Over the last year, the Trump administration has proposed cutting the budget for food assistance, implementing work requirements for able-bodied adults without dependents, and denying benefits to parents who don’t pay child support.
For most of these policies, the official line has been that low-income people who rely on public-benefit programs are a drain on the country’s resources. Just last week, the White House published a memo asking states to enforce rules that make it more difficult for immigrants applying for a green card to receive government assistance, claiming that “rampant welfare abuse by non-citizens is straining the social safety net.” Other policy announcements have emphasized “self-sufficiency” among the country’s poorest citizens.
Aside from the obvious inaccuracies—immigrants use benefits less than native-born citizens; most Supplemental Nutrition Assistance Program participants are working—there’s also new evidence that spending on programs like the ones President Donald Trump wants to cut or restrict can benefit, not harm, the economy.
A report published this week by the United States Department of Agriculture’s Economic Research Service found that increased spending on SNAP under President Barack Obama created more jobs in rural counties. It’s the first county-level analysis of the program’s economic effects, and the results are conclusive: After the Obama administration nearly quadrupled SNAP payments, recipients’ spending at grocery stores helped boost employment.
Increased SNAP Spending Benefited Rural Economies
While participation in other food assistance programs—like the Special Supplemental Nutrition Program for Women, Infants, and Children—has been declining for years, SNAP participation tripled from 2000 to 2013. The new report gives a couple of reasons for this increase: The Great Recession drove more people into unemployment and poverty, federal and state programs promoted participation, and Obama’s stimulus package increased the maximum monthly SNAP payment for a family of four by $80.

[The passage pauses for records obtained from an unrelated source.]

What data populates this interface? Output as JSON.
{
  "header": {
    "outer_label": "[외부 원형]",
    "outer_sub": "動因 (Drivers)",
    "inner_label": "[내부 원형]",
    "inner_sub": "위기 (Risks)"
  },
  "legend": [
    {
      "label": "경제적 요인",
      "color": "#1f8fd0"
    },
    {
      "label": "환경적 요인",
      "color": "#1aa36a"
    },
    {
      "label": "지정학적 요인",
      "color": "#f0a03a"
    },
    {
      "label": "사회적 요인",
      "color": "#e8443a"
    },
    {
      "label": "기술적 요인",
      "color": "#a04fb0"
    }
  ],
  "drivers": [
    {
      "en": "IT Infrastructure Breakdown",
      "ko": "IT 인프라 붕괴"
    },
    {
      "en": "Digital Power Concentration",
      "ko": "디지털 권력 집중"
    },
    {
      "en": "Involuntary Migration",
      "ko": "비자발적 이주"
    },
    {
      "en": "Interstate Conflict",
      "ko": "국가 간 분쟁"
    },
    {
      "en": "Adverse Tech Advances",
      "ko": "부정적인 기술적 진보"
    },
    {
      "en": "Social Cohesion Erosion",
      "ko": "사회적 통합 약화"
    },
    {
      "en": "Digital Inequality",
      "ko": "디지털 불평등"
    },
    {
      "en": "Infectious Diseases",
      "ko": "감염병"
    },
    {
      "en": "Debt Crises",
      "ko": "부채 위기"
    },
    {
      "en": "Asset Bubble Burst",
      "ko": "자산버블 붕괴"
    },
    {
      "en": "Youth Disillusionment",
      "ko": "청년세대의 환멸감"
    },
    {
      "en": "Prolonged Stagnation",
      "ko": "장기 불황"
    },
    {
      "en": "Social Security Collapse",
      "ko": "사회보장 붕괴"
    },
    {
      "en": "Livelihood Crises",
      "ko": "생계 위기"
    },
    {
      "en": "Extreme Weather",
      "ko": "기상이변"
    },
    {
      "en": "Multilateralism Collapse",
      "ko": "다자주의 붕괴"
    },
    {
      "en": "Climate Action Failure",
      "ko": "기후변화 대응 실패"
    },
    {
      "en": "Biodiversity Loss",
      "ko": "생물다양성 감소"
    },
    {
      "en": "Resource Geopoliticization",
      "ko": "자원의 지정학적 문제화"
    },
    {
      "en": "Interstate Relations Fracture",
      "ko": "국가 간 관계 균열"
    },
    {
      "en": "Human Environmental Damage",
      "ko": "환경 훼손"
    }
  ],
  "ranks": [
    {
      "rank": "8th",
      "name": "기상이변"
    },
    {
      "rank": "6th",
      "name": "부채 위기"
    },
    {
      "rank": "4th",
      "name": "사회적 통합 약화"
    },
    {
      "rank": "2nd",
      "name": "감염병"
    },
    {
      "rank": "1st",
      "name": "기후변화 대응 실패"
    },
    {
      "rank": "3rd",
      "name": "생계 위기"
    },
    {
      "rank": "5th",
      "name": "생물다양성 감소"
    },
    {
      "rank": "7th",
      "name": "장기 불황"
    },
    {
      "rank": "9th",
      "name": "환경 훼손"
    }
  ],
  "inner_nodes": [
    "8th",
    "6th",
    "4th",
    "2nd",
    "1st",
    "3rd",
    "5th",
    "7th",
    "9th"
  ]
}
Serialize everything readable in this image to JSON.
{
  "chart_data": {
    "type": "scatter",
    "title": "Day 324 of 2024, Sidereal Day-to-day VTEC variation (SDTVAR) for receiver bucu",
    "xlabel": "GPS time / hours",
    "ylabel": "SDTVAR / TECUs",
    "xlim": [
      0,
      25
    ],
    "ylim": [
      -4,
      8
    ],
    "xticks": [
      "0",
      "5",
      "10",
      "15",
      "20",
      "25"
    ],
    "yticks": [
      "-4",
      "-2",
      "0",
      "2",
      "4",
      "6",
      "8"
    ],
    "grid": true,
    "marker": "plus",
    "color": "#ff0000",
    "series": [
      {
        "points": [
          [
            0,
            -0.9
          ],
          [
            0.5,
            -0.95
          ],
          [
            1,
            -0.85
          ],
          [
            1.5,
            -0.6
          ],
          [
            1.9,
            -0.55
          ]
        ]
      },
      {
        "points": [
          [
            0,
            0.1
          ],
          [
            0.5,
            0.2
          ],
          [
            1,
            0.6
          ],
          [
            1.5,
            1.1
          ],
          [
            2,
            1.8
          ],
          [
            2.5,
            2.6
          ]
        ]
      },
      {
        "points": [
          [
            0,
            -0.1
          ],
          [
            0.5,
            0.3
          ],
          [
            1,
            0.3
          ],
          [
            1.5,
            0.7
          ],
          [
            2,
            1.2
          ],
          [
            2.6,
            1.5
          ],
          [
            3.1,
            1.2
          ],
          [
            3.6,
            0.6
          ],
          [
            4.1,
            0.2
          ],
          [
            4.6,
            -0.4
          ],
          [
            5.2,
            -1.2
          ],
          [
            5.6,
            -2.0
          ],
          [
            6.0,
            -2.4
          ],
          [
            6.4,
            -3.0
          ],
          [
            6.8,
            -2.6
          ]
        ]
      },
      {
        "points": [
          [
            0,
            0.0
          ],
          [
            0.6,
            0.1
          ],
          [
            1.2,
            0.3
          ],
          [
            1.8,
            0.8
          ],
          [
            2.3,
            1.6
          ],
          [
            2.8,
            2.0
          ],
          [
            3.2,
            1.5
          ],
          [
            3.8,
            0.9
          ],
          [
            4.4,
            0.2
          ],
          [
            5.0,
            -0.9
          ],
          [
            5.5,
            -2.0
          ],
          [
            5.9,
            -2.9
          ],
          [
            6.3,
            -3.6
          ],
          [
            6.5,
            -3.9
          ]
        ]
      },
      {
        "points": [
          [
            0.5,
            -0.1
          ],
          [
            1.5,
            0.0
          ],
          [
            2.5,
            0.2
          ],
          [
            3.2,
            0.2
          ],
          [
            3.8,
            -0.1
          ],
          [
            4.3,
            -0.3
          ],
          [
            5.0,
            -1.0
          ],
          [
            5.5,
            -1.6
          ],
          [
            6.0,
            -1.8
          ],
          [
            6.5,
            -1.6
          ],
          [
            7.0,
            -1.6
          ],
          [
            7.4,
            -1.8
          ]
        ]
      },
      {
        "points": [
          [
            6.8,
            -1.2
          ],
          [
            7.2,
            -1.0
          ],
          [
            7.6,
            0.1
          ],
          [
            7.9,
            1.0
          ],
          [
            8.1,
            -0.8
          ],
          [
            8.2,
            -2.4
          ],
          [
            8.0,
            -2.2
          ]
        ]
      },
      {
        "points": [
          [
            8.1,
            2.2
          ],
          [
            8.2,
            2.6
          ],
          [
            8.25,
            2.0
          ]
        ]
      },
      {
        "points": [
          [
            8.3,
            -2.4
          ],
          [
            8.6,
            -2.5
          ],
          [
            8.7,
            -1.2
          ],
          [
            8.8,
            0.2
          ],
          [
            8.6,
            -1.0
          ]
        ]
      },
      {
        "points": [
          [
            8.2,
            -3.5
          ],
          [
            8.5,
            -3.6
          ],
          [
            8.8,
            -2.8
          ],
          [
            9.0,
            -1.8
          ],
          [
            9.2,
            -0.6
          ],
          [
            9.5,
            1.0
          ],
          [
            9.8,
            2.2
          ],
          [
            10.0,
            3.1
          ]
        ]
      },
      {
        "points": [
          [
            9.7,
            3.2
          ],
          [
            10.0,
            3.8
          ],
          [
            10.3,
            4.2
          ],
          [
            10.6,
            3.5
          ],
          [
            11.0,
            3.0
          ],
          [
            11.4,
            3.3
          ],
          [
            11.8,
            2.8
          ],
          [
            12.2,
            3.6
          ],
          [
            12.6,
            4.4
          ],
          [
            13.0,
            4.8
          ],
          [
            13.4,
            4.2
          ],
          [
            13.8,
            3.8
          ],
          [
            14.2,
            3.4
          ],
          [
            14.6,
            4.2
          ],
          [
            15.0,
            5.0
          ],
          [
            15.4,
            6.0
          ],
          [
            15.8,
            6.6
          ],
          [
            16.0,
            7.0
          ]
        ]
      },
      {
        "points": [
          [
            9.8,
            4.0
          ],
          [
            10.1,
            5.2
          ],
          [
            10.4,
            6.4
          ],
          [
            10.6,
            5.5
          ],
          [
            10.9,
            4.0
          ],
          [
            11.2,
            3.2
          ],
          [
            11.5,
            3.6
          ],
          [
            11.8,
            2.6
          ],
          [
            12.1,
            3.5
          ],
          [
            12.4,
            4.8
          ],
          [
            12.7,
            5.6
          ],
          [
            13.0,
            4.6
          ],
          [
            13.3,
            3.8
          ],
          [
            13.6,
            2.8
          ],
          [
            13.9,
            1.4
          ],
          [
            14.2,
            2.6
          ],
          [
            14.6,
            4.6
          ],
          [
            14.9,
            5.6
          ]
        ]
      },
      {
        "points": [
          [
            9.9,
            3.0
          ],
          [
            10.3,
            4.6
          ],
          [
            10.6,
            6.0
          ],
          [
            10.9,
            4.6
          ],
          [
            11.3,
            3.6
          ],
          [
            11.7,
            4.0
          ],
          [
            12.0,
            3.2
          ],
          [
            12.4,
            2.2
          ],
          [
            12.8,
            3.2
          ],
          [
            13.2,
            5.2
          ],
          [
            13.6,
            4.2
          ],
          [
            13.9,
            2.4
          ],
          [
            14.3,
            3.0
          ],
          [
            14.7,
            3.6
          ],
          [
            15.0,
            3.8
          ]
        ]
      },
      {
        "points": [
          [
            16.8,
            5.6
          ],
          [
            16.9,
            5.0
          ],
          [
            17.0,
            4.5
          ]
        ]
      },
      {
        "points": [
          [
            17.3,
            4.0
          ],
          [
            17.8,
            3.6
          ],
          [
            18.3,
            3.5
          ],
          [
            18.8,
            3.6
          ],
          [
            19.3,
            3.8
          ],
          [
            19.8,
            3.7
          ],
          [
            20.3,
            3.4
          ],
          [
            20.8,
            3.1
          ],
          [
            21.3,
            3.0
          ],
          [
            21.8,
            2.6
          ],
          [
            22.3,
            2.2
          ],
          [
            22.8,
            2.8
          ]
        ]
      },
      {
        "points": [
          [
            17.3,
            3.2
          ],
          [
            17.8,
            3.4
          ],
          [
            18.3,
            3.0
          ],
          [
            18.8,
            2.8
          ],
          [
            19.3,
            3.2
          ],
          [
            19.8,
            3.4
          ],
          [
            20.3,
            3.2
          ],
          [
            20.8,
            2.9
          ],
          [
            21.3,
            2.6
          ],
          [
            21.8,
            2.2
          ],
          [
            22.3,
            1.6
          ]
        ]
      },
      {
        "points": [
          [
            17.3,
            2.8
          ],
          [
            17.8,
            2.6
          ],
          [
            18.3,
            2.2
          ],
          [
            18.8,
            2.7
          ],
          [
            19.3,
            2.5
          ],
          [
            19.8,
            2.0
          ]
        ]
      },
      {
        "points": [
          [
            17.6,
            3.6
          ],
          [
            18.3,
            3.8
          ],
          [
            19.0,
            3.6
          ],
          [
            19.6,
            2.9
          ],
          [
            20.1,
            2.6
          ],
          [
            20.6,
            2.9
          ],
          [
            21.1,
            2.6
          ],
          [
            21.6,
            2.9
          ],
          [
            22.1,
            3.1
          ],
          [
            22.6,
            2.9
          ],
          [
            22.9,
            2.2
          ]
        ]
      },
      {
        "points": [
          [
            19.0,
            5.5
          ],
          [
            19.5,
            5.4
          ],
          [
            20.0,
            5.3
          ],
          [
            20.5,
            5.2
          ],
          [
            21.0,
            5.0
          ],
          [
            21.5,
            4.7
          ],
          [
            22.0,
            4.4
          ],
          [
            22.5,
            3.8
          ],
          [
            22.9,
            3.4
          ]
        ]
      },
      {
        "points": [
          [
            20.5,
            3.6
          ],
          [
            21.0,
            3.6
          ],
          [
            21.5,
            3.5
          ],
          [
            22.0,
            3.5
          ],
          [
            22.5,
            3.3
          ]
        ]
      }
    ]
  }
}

In the poorest counties, many of which are rural, the $150 each SNAP family receives on average to buy groceries every month goes a long way: The increase in spending during the Obama administration rippled through rural economies, benefiting the retail, wholesale, and transportation sectors. For every extra $10,000 redeemed in a store that accepts SNAP, the spillover effects in rural counties amounted to one additional job—an impact that’s “greater than the impacts of all federal government spending combined,” the report found.
The Trump Administration’s Changes Would Do the Opposite
Overall, the ERS’s findings suggest that SNAP is not only an effective way to reduce food insecurity, but the program also acts like its own stimulus package. So what would would it mean to cut funds for this program or pursue policies that reduce participation?
Congressional Budget Office analysis found the president’s proposed work requirements would decrease SNAP spending by $40 billion in the next 10 years. Another report from a progressive think tank, the Center on Budget and Policy Priorities, predicted these cuts would decrease poor Americans’ access to fresh fruit and vegetables and harm SNAP retailers, 80 percent of which are small grocery stores. Ultimately, the analysts wrote last year, these cuts would be “unprecedented and would put families’ basic food security at risk.”
Of course, the most direct effect would be on the more than 40 million low-income Americans who rely on SNAP to feed their families. According to many experts and advocates tracking Trump’s recent policies, these restrictions undermine the purpose of the program. “The White House is running a one-way ratchet squeezing the poor [out of government assistance] by changing the rules in program after program,” says Jim Weill, president of the food security non-profit Food Research & Action Center.